Las tiendas son hondas y obscuras, huelen a canela. Se apilan pequeñas estatuas de madera, pulseras relumbronas, «rainbow silks», un sitar, y hasta algunos mandalas de reciente factura. Detrás está el Viswanatha, donde sólo se admite a los hindúes. La torre está chapada en oro. En el centro de la gran sala—se puede ver, retribuyendo la cortesía, desde una terraza vecina—se erige, ninguna palabra más adecuada, espléndido de fuerza, arrogante, fanfarrón casi, un lingam gigante, falo simbólico de Shiva, de donde mana toda la energía, toda posible acción.

La muchedumbre lo idolatra con tal énfasis que para el occidental apresurado el templo no es más que un antro de mal disimulada perversión. Lo abandona para seguir una carrera polvorienta, repleta de bicicletas y de vacas, la ruta que un príncipe desilusionado de la familia de los Sakia siguió, quinientos años antes de nuestra era, para llegar a Sarnath. Un árbol de la Bo, es decir, una higuera gigante, recuerda allí al árbol de Gaya, bajo el cual el Buda, cuando aún no era más que Gautama, recibió la iluminación. En una piedra ha quedado grabada una parte de ese primer sermón. Algunas palabras de apariencia muy simple, cuyo contenido pudiera resumirse en aforismos fáciles, como por ejemplo seguir en todo la «vía media» sin excesos ni defectos. El mensaje, aún vigente, es más oportuno hoy que cuando fue proferido ante cinco monjes atentos y algunas gacelas. Lo será hasta que llegue Maitreya.
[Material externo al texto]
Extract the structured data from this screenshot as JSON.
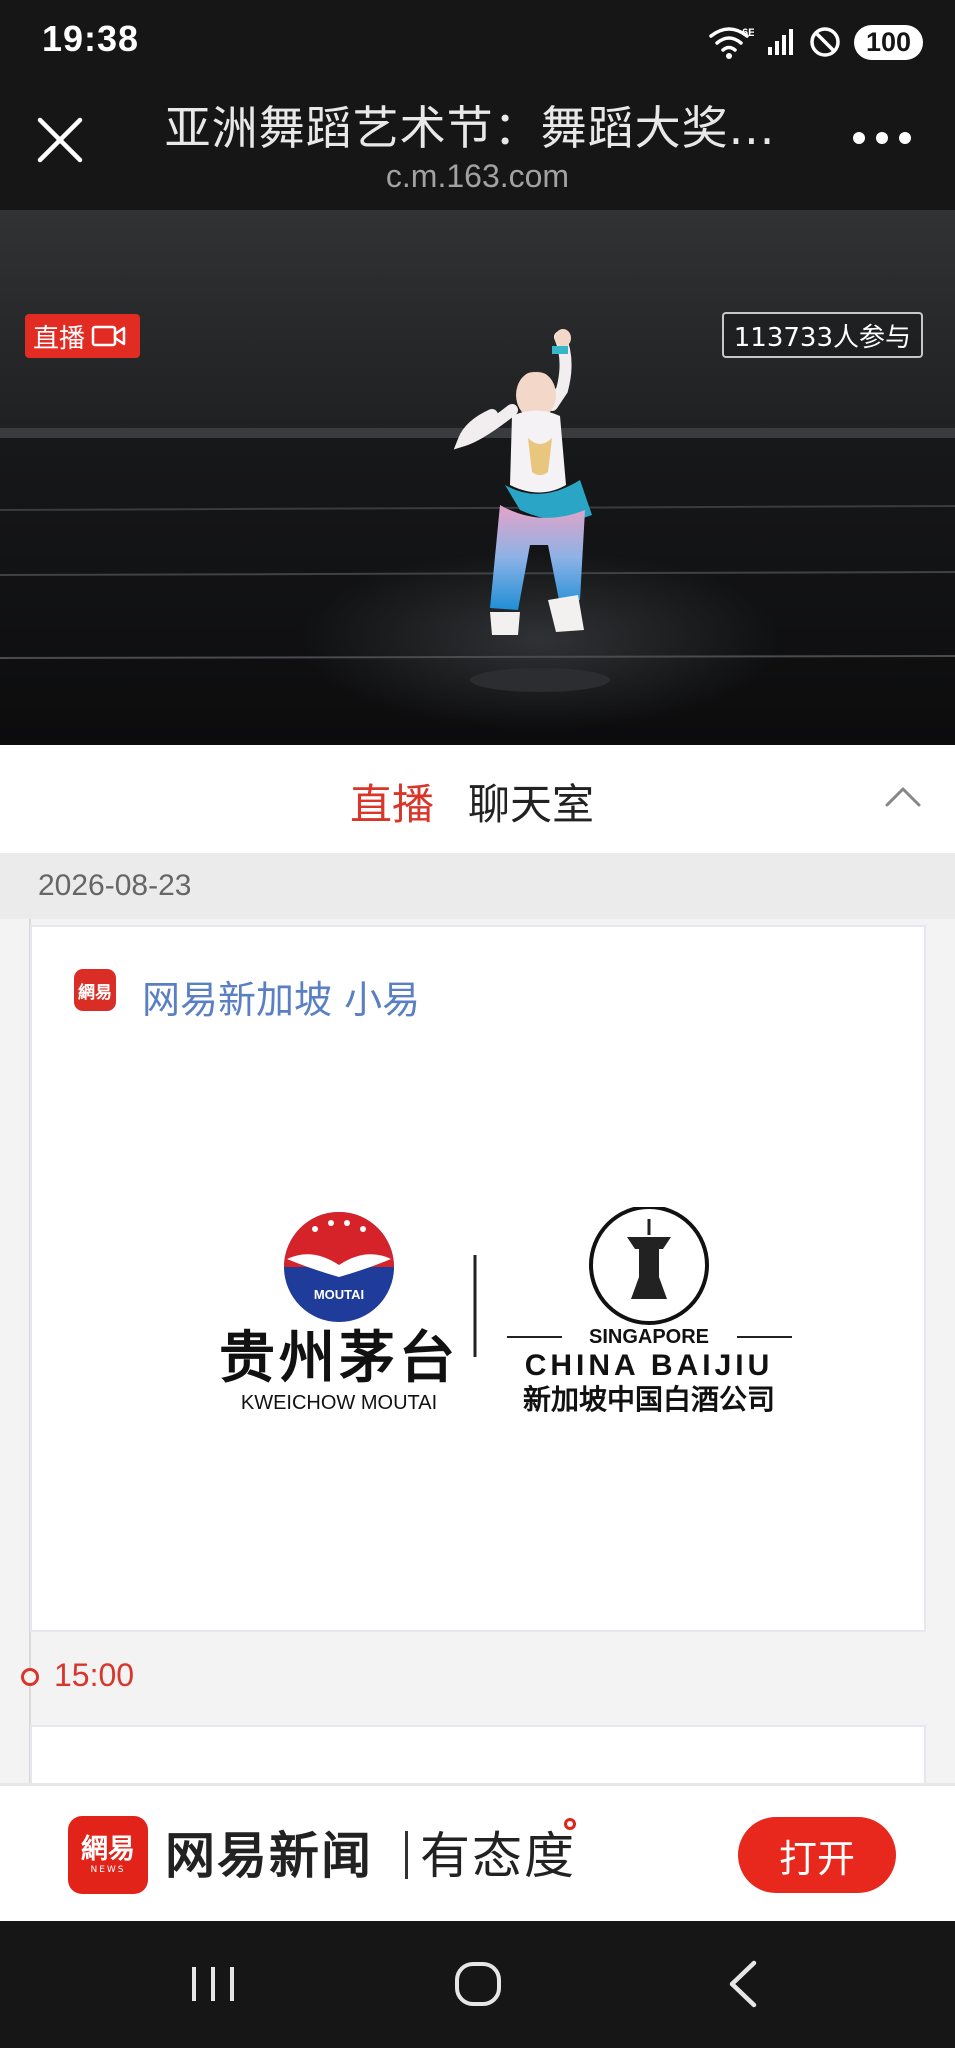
{
  "status_bar": {
    "time": "19:38",
    "network": "6E",
    "battery": "100",
    "icons": [
      "wifi-icon",
      "signal-icon",
      "do-not-disturb-icon",
      "battery-icon"
    ]
  },
  "browser": {
    "title": "亚洲舞蹈艺术节：舞蹈大奖...",
    "domain": "c.m.163.com",
    "close_icon": "close-icon",
    "more_icon": "more-icon"
  },
  "video": {
    "live_label": "直播",
    "viewers": "113733人参与",
    "colors": {
      "live_badge": "#e22b23"
    }
  },
  "tabs": {
    "live": "直播",
    "chat": "聊天室",
    "collapse_icon": "chevron-up-icon",
    "active_color": "#d9352a"
  },
  "feed": {
    "date": "2026-08-23",
    "posts": [
      {
        "author": "网易新加坡 小易",
        "author_icon_text": "網易",
        "image": {
          "left_logo_mark": "MOUTAI",
          "left_logo_cn": "贵州茅台",
          "left_logo_en": "KWEICHOW MOUTAI",
          "right_top": "SINGAPORE",
          "right_mid": "CHINA BAIJIU",
          "right_cn": "新加坡中国白酒公司"
        }
      }
    ],
    "time_marker": "15:00"
  },
  "app_banner": {
    "logo_cn": "網易",
    "logo_en": "NEWS",
    "app_name": "网易新闻",
    "slogan": "有态度",
    "open_button": "打开",
    "brand_color": "#e2231a"
  },
  "nav_bar": {
    "icons": [
      "recent-apps-icon",
      "home-icon",
      "back-icon"
    ]
  }
}
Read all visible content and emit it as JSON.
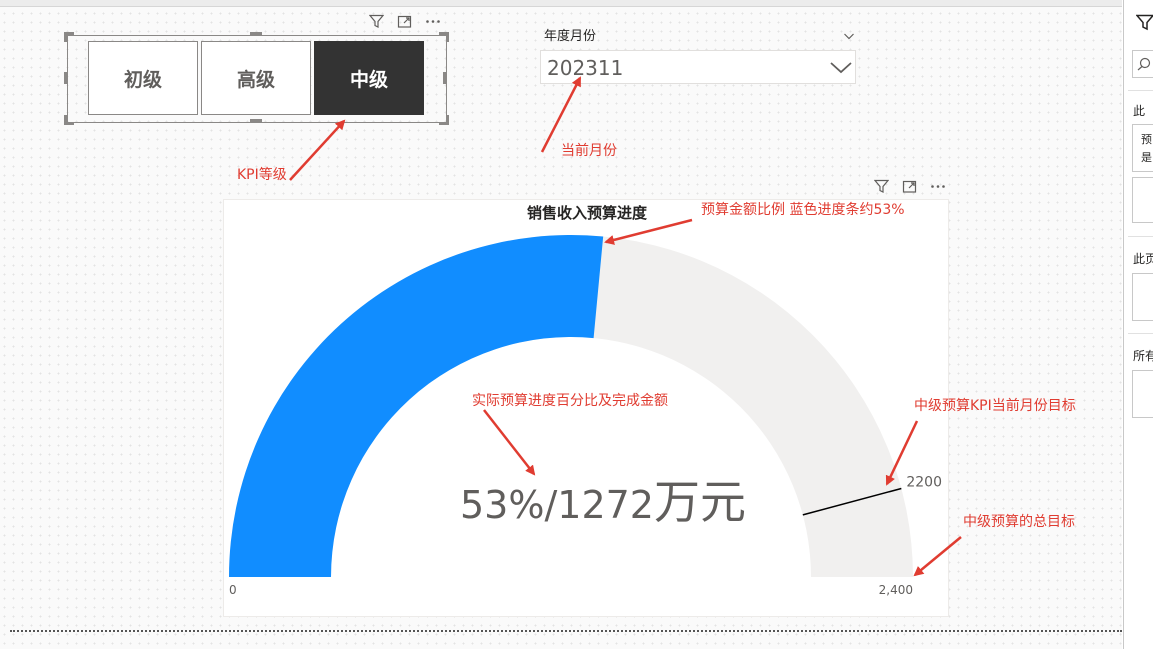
{
  "kpi_slicer": {
    "buttons": [
      {
        "label": "初级",
        "selected": false
      },
      {
        "label": "高级",
        "selected": false
      },
      {
        "label": "中级",
        "selected": true
      }
    ]
  },
  "month_slicer": {
    "title": "年度月份",
    "value": "202311"
  },
  "gauge": {
    "title": "销售收入预算进度",
    "min": 0,
    "min_label": "0",
    "max": 2400,
    "max_label": "2,400",
    "value": 1272,
    "target": 2200,
    "target_label": "2200",
    "callout_main": "53%/1272",
    "callout_unit": "万元",
    "fill_color": "#118dff",
    "track_color": "#f1f0ef"
  },
  "annotations": {
    "kpi_level": "KPI等级",
    "current_month": "当前月份",
    "budget_ratio": "预算金额比例 蓝色进度条约53%",
    "actual_progress": "实际预算进度百分比及完成金额",
    "kpi_target": "中级预算KPI当前月份目标",
    "total_target": "中级预算的总目标"
  },
  "right_pane": {
    "texts": [
      "此",
      "预",
      "是",
      "此页",
      "所有"
    ]
  }
}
Si efectivamente, Benarés no nos abandona jamás por la violencia de su color, por su proliferación incontrolable de dioses y de cosas, Sarnath, al contrario—como es lógico en el budismo—capta al visitante por su silencio, por ese vacío sin bordes que sólo vienen a limitar dos estupas, o túmulos funerarios en ruina, y los molinos de plegaria de algunos monjes tibetanos en exilio. El viento de la tarde sacude las hojas del árbol de la Bo, que los fieles recogen según caen.

Las dos ciudades, que siempre se visitan juntas y a la carrera, a diez kilómetros una de la otra, son como las dos imágenes posibles de un mismo pensamiento: el que, enmascarado por la palabra, concibe a la realidad como una pura simulación; el que, desde el principio y de modo irreversible, ha comprendido que el vacío lo atraviesa todo y que el todo perceptible no es más que su metáfora o su emanación.